Good morning,
This week’s Deep Dive was the easiest choice yet and is exactly the original reason for this publication. To provide a venue for going incredibly deep on key stories, while keeping The Monday Morning Playbook to the absolute most essential charts.
While there still will be no wild speculation about what this means for the banking sector or how the Fed will react, I am going to take you through a technical and price-first view of what happened and what it means for your portfolios.
Specifically, this report will cover:
What happened
What is the technical setup for the areas most affected
What it means for the macro
Let’s dive in!
What happened
Of course, it was the one called Silicon Valley Bank
The above chart of SIVB isn’t accurate. Because SIVB is worth $0. Equity totally wiped out. More on this later, but the stock was down 65% before last week and hadn’t been above its 200-DMA in more than a year.

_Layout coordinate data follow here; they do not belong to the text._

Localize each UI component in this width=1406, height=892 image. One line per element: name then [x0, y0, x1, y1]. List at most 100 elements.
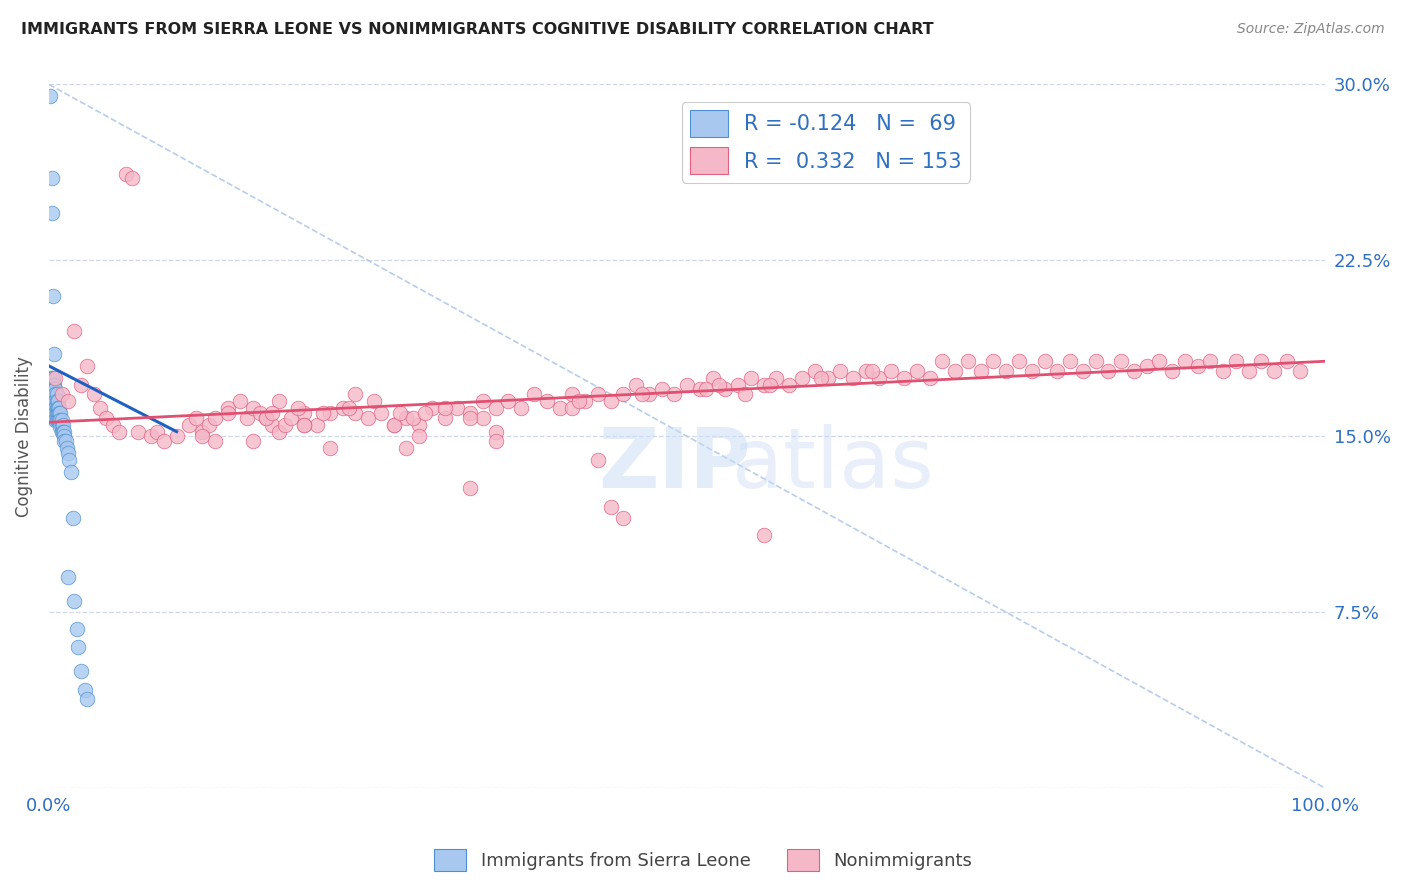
Point: [44, 401, 66, 416]
Point: [707, 377, 730, 392]
Point: [39, 89, 62, 103]
Point: [56, 570, 79, 584]
Point: [62, 511, 84, 525]
Point: [66, 622, 89, 636]
Point: [485, 434, 508, 448]
Point: [42, 370, 65, 384]
Point: [1122, 364, 1144, 378]
Point: [905, 364, 928, 378]
Point: [108, 425, 131, 439]
Point: [42, 377, 65, 392]
Point: [498, 394, 520, 409]
Point: [146, 425, 169, 439]
Point: [319, 441, 342, 455]
Point: [39, 370, 62, 384]
Point: [433, 401, 456, 416]
Point: [1008, 354, 1031, 368]
Point: [1046, 364, 1069, 378]
Point: [752, 528, 775, 542]
Point: [45, 413, 67, 427]
Point: [574, 394, 596, 409]
Point: [637, 387, 659, 401]
Point: [56, 446, 79, 460]
Point: [83, 387, 105, 401]
Point: [689, 383, 711, 397]
Point: [1263, 364, 1285, 378]
Point: [1199, 354, 1222, 368]
Point: [42, 401, 65, 416]
Point: [1275, 354, 1298, 368]
Point: [651, 383, 673, 397]
Point: [242, 401, 264, 416]
Point: [51, 387, 73, 401]
Point: [855, 364, 877, 378]
Point: [53, 425, 76, 439]
Point: [312, 406, 335, 420]
Point: [860, 364, 883, 378]
Point: [1288, 364, 1310, 378]
Point: [1174, 354, 1197, 368]
Text: atlas: atlas: [731, 424, 934, 505]
Text: Source: ZipAtlas.com: Source: ZipAtlas.com: [1237, 22, 1385, 37]
Point: [217, 401, 239, 416]
Point: [44, 413, 66, 427]
Point: [249, 406, 271, 420]
Point: [42, 394, 65, 409]
Point: [830, 364, 852, 378]
Point: [229, 394, 252, 409]
Point: [42, 394, 65, 409]
Point: [337, 401, 360, 416]
Point: [204, 434, 226, 448]
Point: [179, 417, 201, 432]
Point: [471, 394, 494, 409]
Point: [536, 394, 558, 409]
Point: [41, 377, 63, 392]
Legend: R = -0.124   N =  69, R =  0.332   N = 153: R = -0.124 N = 69, R = 0.332 N = 153: [682, 102, 970, 183]
Point: [395, 410, 418, 425]
Point: [42, 377, 65, 392]
Point: [41, 387, 63, 401]
Point: [408, 417, 430, 432]
Point: [51, 413, 73, 427]
Point: [1187, 359, 1209, 373]
Point: [52, 417, 75, 432]
Point: [45, 387, 67, 401]
Point: [1250, 354, 1272, 368]
Point: [254, 410, 277, 425]
Point: [612, 387, 634, 401]
Point: [101, 417, 124, 432]
Point: [41, 370, 63, 384]
Point: [561, 387, 583, 401]
Point: [415, 406, 437, 420]
Point: [695, 383, 717, 397]
Point: [305, 417, 328, 432]
Point: [96, 410, 118, 425]
Point: [49, 420, 72, 434]
Point: [402, 410, 425, 425]
Point: [561, 401, 583, 416]
Point: [76, 359, 98, 373]
Point: [408, 429, 430, 443]
Point: [1109, 354, 1132, 368]
Point: [485, 425, 508, 439]
Point: [382, 417, 405, 432]
Point: [55, 434, 77, 448]
Point: [70, 377, 93, 392]
Point: [485, 401, 508, 416]
Point: [970, 364, 993, 378]
Point: [73, 682, 96, 697]
Point: [759, 377, 782, 392]
Point: [51, 420, 73, 434]
Point: [893, 370, 915, 384]
Point: [446, 401, 468, 416]
Point: [1097, 364, 1119, 378]
Point: [139, 429, 162, 443]
Point: [46, 394, 69, 409]
Point: [42, 347, 65, 361]
Point: [880, 364, 903, 378]
Point: [395, 441, 418, 455]
Point: [612, 511, 634, 525]
Point: [1059, 354, 1081, 368]
Point: [153, 434, 176, 448]
Point: [586, 452, 609, 467]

Part I of the story is this
There are a lot of proxies I could show, but the fact is that Silicon Valley Bank was especially exposed to the tech/growth/IPO bubble that has spent the past two years deflating. The IPO ETF was down more than 60% from its highs, and that’s the companies that were strong enough to go public. Imagine the valuation haircut for companies that hadn’t yet. That’s Part I of the story.
Part II is rising rates
While having an incredibly un-diverse and highly uninsured depositor base didn’t help, SIVB doesn’t go under without Part II to our story, rising rates. As deposits boomed during 2020 (as the IPO ETF was skyrocketing) the bank didn’t have enough places to put money to work. So it invested in a combination of long-term Treasuries and MBS when yields were extremely low. As the Fed hiked rates, most of those bonds fell 10-20% in value.
Now technically, the bonds were put in a “held to maturity” portfolio and didn’t have to be marked to market. But when some VCs got wind of an asset sale of some of these bonds, they urged all their clients to get their money out, forcing more sales, which caused more losses, which caused more depositors to panic, causing more sales and losses and you get the idea. BANK RUN!